Das Wassertaxi brachte uns in nur 30 Minuten mitten in die wunderbare Inselwelt von Vancouver Island. Schon auf dem Weg zur Farewell Harbour Lodge durften wir die ersten Wale beobachten. Bei der Ankunft dann wurden wir begrüsst, als wären wir langjährige Freunde und bekamen ein selbstgemachtes, frisches Mittagessen aufgetischt. Uns wurde alles erklärt, die Lodge gezeigt und wir wurden mit Regenmantel- und hose, Rettungsweste und Stiefeln ausgestattet. Für uns ganz besonders: auf der ganzen Insel ist keine einzige Türe verschlossen. Wir bekamen also keinen Schlüssel. Die Zimmertüre liess sich für die Nacht von innen schliessen, aber den Tag durch waren alle Türen offen. "Wir sind hier eine Familie", hiess es, und wir merkten schon bald, dass es wirklich so war.

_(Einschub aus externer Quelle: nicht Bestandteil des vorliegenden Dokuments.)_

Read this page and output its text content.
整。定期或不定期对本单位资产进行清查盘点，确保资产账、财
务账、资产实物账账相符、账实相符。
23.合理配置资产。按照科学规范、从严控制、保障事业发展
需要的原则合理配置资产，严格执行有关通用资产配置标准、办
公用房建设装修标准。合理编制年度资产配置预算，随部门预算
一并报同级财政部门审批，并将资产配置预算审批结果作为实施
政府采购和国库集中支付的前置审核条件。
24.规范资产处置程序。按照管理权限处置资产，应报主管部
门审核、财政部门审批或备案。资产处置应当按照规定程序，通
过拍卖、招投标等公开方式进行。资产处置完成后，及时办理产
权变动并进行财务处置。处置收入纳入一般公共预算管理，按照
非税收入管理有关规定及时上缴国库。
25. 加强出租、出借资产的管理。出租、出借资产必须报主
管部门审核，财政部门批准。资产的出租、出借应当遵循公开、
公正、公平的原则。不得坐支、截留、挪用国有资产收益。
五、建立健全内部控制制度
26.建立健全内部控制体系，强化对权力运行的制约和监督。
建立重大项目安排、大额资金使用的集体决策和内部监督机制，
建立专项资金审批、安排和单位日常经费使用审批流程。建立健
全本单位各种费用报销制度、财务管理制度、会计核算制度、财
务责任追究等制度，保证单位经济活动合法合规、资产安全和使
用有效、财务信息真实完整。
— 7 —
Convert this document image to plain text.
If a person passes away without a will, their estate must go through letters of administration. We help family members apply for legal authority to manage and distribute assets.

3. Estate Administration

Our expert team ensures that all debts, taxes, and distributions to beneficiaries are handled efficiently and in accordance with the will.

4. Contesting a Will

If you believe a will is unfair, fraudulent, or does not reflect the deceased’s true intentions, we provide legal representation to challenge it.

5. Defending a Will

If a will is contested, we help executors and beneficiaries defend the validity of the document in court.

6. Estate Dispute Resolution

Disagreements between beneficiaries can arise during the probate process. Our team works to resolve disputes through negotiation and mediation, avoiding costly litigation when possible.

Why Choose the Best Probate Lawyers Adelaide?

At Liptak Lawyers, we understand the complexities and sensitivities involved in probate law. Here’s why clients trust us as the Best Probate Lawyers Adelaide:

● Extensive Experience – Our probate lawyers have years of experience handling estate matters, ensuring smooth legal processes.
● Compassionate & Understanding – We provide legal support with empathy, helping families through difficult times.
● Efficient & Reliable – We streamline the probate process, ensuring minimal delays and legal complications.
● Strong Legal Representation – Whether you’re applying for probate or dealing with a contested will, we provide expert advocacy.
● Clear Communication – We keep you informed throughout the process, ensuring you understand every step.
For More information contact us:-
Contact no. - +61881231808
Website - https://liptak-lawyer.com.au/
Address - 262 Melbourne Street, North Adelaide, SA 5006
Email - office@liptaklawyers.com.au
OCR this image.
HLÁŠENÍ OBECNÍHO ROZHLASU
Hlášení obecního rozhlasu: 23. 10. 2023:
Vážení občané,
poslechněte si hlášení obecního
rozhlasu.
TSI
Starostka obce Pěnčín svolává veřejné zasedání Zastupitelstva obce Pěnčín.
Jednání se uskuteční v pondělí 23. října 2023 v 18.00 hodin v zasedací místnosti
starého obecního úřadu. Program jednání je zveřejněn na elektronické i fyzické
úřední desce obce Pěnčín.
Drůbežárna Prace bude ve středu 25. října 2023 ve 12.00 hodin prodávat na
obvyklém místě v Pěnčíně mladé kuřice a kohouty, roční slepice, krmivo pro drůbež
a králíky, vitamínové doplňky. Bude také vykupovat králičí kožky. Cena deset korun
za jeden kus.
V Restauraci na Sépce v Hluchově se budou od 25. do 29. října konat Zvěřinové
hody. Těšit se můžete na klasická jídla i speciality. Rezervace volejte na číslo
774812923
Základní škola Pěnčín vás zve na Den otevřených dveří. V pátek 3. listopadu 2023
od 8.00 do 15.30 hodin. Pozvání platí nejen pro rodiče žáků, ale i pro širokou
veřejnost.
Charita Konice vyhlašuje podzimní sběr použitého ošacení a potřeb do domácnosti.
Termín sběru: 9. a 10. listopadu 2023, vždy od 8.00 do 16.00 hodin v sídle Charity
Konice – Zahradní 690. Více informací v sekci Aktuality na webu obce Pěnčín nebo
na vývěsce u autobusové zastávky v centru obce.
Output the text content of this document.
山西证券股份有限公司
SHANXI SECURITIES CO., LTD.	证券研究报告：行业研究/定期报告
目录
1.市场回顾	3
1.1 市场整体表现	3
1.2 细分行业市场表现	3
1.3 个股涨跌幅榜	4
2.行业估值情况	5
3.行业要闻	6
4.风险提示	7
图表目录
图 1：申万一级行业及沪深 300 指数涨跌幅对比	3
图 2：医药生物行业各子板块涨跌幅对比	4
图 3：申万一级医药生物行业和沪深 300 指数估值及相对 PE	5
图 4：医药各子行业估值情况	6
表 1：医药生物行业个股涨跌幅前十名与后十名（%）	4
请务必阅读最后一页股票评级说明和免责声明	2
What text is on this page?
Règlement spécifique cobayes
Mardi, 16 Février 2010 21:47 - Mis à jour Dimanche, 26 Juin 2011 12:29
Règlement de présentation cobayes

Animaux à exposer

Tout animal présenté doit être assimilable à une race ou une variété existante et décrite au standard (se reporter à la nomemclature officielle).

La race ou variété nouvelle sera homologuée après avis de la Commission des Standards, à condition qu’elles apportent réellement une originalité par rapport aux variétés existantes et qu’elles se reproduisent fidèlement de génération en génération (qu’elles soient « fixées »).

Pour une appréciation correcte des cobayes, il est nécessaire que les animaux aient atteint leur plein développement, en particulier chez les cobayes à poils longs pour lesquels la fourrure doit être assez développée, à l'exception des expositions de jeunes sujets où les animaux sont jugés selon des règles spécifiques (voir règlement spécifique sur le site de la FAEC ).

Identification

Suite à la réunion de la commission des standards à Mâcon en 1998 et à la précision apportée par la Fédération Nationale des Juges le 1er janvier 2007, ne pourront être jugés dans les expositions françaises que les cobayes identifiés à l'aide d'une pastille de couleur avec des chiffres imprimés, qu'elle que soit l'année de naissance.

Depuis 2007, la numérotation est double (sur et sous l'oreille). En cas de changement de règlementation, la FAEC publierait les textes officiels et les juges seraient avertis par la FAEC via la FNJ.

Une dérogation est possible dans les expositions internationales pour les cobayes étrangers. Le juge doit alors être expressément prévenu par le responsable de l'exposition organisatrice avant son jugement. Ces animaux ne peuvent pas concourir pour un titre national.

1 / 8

Gleich nach dem Essen und der Einweisung ging es zurück auf das Wasser. Und schon nach kurzer Zeit geschah, was wir nie zu hoffen gewagt hätten: Wir sahen Buckelwale, Orkas und Delphine!

Am Abend dann, als alle Gäste und Mitarbeitende im Hauptgebäude an den drei grossen Tischen zu Abend gegessen haben, wurden uns die Pläne für den morgigen Tag erklärt und gezeigt, wo es hingehen sollte und wir wurden gefragt, was wir gerne für ein Sandwich zum Mittagessen hätten.

Am nächsten Morgen ging es zum ersten Mal richtig los. Nach einem reichhaltigen Frühstück haben wir unser selbstgemachtes Sandwich erhalten und wir konnten uns mit Früchten, Säften, Nüssen, Muffins und vielem Mehr für den Tag eindecken. Die Gäste wurden jeden Tag in zwei bis drei Gruppen aufgeteilt, sodass nie mehr als 10 Gäste in einer Tour bzw. einem Boot waren. Immer mit dabei waren auch zwei Guides, die allesamt nicht nur sehr viel Erfahrung mitbrachten, sondern schon nach kurzer Zeit wie Freunde waren. Sie haben uns auf unseren Tours auf teilweise abenteuerlichen Pfaden zu weit entfernten, einsamen Plätzen geführt, die wir nie wieder vergessen werden.

Abends sind wir dann jeweils gemütlich beisammengesessen und haben uns mit den anderen Gästen über ihren Tag ausgetauscht. Es wurden Fotos herumgezeigt und man hat mit einem Bier oder einem Glas Wein auf dem Sofa oder der Veranda sitzend auf den Tag angestossen. Nach dem selbstgemachten Abendessen, wo der Koch auch auf Lebensmittelunverträglichkeiten mit sehr leckeren Alternativen Rücksicht genommen hat, gab es jeweils einen Vortrag über die Tier- und Pflanzenwelt in der Region oder einen Film, was sehr beeindruckend war.

Am letzten Tag dann durften wir uns zwischen einer Ausfahrt aufs Meer zum Walewatching oder einer Kanufahrt entscheiden. Wir wählten das Letztere und wurden nicht enttäuscht. Die Stille und Einsamkeit auf dem Wasser waren überwältigend.

Überhaupt haben wir in unseren Ferien noch nie so viele Menschen kennengelernt wie in der Farewell Harbour Lodge. Die Ausflüge in kleinen Gruppen, die Abendessen mit allen Bewohnern der Insel und das gemeinsame Beisammensein vermittelte einem das Gefühl, Teil dieser Familie zu sein. Es war eine fantastische Zeit, in welcher wir jede Minute genossen haben.